IYB2010 Roundup: Taking Stock of Life on Earth

2010 was celebrated as the International Year for Biodiversity to highlight the importance of life on earth - animals, plants, their genes and the habitats they help form. Here, we look back on what was accomplished in this landmark year.

Biodiversity provides us with many benefits: oxygen, freshwater, food, medicines, shelter, buffer from storms and floods, and climate regulation. We often take these for granted and fail to consider their limits or the potential impacts on our own survival if they are depleted.

To celebrate the International Year for Biodiversity (IYB2010), NParks and its partners organised a year-long series of activities, aimed at increasing awareness of the rich biodiversity which can be found in Singapore. This was kicked off in January with a screening of “The Return of the King”, a documentary about the return of the Oriental Pied Hornbills to our urban landscape. The month of May saw the BiodiverCity Photo Exhibition along Orchard Road, featuring 150 photos of Singapore’s rich flora and fauna. (For full details of NParks’ activities for IYB2010, visit http://www.nparks.gov.sg/IYB2010)

On the global scale, many high-level discussions and decisions took place in 2010, to address the continuing loss of biodiversity worldwide. In May, the Third Global Biodiversity Outlook report was released by the Secretariat of the Convention on Biological Diversity.

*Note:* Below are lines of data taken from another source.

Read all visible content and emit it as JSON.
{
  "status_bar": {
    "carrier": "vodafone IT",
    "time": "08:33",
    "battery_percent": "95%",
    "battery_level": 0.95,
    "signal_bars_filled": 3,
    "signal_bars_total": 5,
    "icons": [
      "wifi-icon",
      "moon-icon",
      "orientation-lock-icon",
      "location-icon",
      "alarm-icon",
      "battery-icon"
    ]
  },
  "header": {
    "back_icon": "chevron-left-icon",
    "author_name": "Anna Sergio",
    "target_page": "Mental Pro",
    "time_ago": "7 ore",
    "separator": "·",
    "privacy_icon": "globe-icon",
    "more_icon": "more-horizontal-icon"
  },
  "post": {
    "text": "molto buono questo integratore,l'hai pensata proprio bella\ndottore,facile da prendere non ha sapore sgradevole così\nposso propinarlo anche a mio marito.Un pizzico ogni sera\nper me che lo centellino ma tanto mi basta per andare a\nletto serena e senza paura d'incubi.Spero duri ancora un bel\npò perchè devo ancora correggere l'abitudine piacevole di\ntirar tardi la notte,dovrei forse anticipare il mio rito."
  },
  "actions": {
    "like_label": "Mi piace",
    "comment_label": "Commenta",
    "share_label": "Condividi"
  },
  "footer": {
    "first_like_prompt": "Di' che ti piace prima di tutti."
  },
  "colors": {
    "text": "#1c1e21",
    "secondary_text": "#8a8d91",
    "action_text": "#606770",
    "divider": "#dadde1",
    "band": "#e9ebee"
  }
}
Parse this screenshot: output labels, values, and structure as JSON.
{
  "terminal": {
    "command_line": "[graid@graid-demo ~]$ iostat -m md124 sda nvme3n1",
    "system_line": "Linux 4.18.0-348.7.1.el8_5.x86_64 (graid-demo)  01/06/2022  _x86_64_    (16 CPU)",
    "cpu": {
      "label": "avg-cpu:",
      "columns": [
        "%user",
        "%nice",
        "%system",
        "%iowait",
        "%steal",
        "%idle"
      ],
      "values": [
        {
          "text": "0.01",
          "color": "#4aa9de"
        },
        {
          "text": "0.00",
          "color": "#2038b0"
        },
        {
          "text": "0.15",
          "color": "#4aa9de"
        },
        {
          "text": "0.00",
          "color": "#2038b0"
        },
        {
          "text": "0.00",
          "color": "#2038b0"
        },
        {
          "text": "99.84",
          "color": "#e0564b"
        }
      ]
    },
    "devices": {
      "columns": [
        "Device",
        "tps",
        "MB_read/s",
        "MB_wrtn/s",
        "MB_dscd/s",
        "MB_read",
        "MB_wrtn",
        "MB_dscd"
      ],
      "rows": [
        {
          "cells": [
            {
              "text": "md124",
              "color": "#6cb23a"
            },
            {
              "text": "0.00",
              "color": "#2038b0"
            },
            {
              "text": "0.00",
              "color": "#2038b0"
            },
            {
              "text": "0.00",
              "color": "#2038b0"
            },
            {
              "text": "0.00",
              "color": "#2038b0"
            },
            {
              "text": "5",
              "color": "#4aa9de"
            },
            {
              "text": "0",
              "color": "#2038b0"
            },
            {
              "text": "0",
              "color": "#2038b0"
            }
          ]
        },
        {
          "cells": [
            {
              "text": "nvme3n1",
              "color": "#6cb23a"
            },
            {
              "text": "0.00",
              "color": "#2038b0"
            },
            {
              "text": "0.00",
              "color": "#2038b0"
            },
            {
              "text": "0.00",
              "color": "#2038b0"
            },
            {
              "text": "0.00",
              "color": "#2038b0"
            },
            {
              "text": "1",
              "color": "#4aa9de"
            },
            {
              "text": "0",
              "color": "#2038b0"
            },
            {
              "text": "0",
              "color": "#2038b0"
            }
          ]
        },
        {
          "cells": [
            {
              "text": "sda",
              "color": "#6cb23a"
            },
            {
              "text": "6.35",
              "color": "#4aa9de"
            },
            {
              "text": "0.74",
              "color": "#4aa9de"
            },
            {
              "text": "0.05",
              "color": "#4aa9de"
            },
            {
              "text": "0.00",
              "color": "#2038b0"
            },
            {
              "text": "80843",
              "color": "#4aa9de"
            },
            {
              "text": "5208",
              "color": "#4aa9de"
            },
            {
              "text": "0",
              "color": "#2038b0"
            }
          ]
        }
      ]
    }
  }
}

It called for urgent and effective action to be taken to address the continuing loss of biodiversity.

In October, the 10th meeting of the parties to the Convention on Biological Diversity (CBD) was held in Nagoya, Japan. At this meeting, known as COP10, the global members of the CBD reflected on their failure to meet the 2010 target of reducing biodiversity loss. They discussed the development of a new ten-year Strategic Plan (2011 - 2020), which outlines targets to halt the loss of biodiversity.

At this meeting, the Nagoya Protocol on Access to Genetic Resources and the Fair and Equitable Sharing of Benefits Arising from their Utilisation was adopted after many years of negotiation. Also in Nagoya, the Plan of Action on Sub-national Governments, Cities and Other Local Authorities for Biodiversity was endorsed. In this Plan of Action, the Singapore Index on Cities’ Biodiversity was recognised as a monitoring tool for cities to evaluate their biodiversity conservation efforts.

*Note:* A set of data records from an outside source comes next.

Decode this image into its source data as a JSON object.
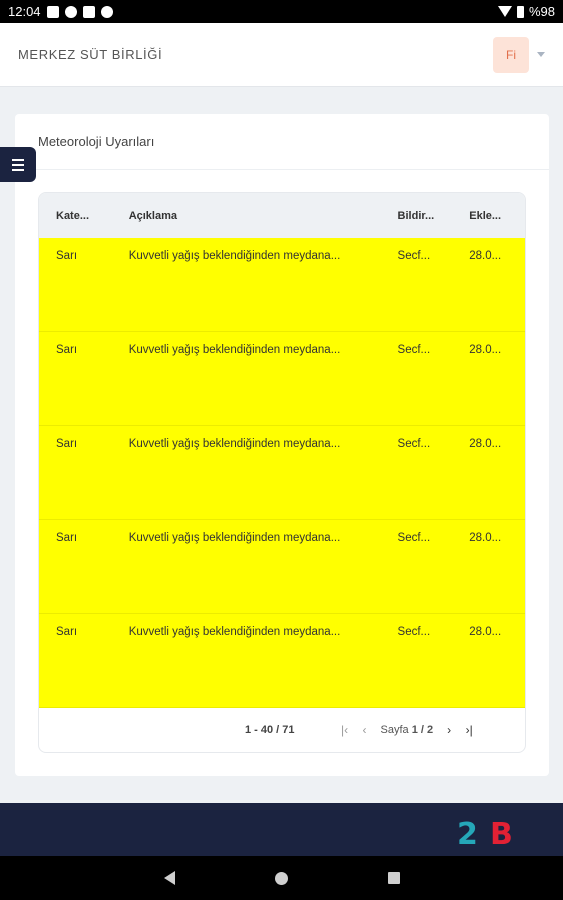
{
  "status_bar": {
    "time": "12:04",
    "battery": "%98"
  },
  "app": {
    "brand": "MERKEZ SÜT BİRLİĞİ",
    "user_initials": "Fi"
  },
  "card": {
    "title": "Meteoroloji Uyarıları"
  },
  "table": {
    "headers": [
      "Kate...",
      "Açıklama",
      "Bildir...",
      "Ekle..."
    ],
    "rows": [
      {
        "kategori": "Sarı",
        "aciklama": "Kuvvetli yağış beklendiğinden meydana...",
        "bildiren": "Secf...",
        "eklenme": "28.0..."
      },
      {
        "kategori": "Sarı",
        "aciklama": "Kuvvetli yağış beklendiğinden meydana...",
        "bildiren": "Secf...",
        "eklenme": "28.0..."
      },
      {
        "kategori": "Sarı",
        "aciklama": "Kuvvetli yağış beklendiğinden meydana...",
        "bildiren": "Secf...",
        "eklenme": "28.0..."
      },
      {
        "kategori": "Sarı",
        "aciklama": "Kuvvetli yağış beklendiğinden meydana...",
        "bildiren": "Secf...",
        "eklenme": "28.0..."
      },
      {
        "kategori": "Sarı",
        "aciklama": "Kuvvetli yağış beklendiğinden meydana...",
        "bildiren": "Secf...",
        "eklenme": "28.0..."
      }
    ],
    "row_color": "#ffff00"
  },
  "pagination": {
    "range": "1 - 40 / 71",
    "page_label": "Sayfa",
    "page_value": "1 / 2"
  },
  "footer": {
    "logo_left": "2",
    "logo_right": "B"
  },
  "colors": {
    "nav_dark": "#1b2340",
    "avatar_bg": "#fde3d8",
    "avatar_fg": "#e2704c"
  },
  "icons": [
    "wifi-icon",
    "battery-icon",
    "menu-icon",
    "first-page-icon",
    "prev-page-icon",
    "next-page-icon",
    "last-page-icon",
    "back-icon",
    "home-icon",
    "recents-icon"
  ]
}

IYB2010 was an excellent opportunity for the global community to recognise that that biodiversity is not a limitless resource, and to take stock of their conservation efforts. People at all levels of society – governments, private companies, academia, non-governmental organisations and the man in the street – were called upon to take urgent and effective actions to protect biodiversity.

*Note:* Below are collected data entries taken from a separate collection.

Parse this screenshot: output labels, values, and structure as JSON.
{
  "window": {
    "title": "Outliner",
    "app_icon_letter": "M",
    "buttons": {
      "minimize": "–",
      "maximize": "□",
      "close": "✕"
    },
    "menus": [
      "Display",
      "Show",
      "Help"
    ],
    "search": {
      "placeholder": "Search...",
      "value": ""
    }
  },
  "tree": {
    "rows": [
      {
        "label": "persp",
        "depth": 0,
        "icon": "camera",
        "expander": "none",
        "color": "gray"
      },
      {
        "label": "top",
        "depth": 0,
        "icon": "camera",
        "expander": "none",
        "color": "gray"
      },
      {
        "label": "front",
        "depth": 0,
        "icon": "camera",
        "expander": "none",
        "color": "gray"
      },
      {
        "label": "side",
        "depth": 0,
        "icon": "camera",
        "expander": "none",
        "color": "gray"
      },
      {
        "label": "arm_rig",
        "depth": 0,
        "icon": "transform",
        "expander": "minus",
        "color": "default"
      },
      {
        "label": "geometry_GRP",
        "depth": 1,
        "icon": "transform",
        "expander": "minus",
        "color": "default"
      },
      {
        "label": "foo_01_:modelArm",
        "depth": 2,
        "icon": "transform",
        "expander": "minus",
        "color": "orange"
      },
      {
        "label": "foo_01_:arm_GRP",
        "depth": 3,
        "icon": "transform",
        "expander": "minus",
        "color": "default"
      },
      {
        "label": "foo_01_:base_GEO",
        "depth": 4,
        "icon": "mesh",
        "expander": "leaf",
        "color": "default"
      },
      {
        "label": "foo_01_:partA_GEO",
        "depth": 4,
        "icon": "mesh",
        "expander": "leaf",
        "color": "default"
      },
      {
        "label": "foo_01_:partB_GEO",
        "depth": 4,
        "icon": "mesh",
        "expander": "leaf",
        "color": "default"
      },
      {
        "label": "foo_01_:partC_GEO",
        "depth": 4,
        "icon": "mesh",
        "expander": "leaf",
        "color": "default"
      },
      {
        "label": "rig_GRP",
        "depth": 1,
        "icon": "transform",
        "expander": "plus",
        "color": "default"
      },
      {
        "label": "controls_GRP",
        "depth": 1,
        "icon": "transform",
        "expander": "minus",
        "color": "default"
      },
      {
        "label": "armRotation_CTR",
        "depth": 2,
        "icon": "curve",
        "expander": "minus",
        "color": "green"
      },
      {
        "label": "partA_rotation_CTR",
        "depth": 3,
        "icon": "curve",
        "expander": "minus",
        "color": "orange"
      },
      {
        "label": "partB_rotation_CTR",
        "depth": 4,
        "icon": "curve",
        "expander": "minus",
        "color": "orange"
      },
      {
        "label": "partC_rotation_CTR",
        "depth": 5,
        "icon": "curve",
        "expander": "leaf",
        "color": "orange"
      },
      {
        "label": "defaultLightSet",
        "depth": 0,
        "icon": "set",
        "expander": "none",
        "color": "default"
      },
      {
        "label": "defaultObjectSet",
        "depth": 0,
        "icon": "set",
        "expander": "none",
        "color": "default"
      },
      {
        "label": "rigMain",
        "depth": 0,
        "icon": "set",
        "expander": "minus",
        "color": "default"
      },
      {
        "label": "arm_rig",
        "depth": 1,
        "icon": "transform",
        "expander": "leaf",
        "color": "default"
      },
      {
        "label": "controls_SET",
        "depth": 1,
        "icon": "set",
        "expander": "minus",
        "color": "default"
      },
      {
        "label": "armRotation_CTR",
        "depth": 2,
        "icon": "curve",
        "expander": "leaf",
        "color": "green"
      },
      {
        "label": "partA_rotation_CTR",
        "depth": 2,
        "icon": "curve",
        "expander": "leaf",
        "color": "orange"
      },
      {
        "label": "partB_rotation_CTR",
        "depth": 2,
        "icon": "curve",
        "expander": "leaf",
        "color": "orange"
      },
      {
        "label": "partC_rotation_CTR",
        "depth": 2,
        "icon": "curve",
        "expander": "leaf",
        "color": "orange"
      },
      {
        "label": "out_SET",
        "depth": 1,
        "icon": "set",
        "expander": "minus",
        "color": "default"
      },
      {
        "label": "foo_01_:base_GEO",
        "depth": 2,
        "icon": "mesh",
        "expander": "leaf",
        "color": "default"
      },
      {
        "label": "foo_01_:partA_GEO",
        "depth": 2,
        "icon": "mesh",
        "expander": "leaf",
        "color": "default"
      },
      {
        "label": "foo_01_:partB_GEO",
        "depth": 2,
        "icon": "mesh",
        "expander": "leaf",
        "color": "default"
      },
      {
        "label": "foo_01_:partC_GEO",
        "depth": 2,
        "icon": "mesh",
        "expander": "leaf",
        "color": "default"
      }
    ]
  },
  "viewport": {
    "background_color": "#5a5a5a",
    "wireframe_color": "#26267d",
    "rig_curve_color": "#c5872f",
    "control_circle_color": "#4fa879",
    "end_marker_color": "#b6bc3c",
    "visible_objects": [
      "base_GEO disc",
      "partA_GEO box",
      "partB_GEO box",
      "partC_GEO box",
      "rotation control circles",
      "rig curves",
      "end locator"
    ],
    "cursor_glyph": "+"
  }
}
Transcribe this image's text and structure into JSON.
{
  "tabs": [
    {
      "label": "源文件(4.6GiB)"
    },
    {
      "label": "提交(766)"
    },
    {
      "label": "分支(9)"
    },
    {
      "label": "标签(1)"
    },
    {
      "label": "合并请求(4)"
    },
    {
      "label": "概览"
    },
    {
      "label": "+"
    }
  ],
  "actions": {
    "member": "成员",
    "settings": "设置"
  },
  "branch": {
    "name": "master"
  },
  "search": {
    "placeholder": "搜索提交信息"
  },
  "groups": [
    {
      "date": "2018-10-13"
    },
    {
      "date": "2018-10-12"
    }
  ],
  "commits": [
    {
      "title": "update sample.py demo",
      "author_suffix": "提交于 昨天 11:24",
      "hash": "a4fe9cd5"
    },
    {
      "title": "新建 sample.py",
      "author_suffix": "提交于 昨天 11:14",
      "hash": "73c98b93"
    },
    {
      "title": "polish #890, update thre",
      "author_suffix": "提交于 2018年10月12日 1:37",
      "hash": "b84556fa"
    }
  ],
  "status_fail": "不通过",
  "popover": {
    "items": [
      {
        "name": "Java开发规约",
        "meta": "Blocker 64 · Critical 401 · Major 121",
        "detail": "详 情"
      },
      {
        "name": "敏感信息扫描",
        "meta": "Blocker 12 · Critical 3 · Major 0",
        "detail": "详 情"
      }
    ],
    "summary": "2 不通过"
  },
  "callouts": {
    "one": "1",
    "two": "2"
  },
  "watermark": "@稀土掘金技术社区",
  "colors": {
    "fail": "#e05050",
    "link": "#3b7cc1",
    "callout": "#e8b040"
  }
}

The year may be over, but the work still goes on. If you would like to get involved in NParks’ biodiversity conservation activities, click here to volunteer.

By Wendy Yap


IYB2010 in Singapore: “The Return of the King”, a documentary about the Oriental Pied Hornbills’ return to Singapore, kicked off the year’s IYB celebrations.


IYB2010 in Singapore: This photo, titled “Otter Jump”, took the Grand Prize in the Open Category of the BiodiverCity photo competition. The competition submissions were exhibited along Orchard Road in May.


IYB2010 in Singapore: As part of the Green Wave campaign, over 90 schools in Singapore planted about 200 trees on 21 and 22 May 2010.


IYB2010 around the world: The Nagoya Protocol was adopted at the end of COP10, to the applause of all delegates including Dr Ahmed Djoghlaf, the Executive Secretary of the Convention on Biological Diversity and Mr Ryu Matsumoto, the Minister for the Environment, Japan (and President of COP10).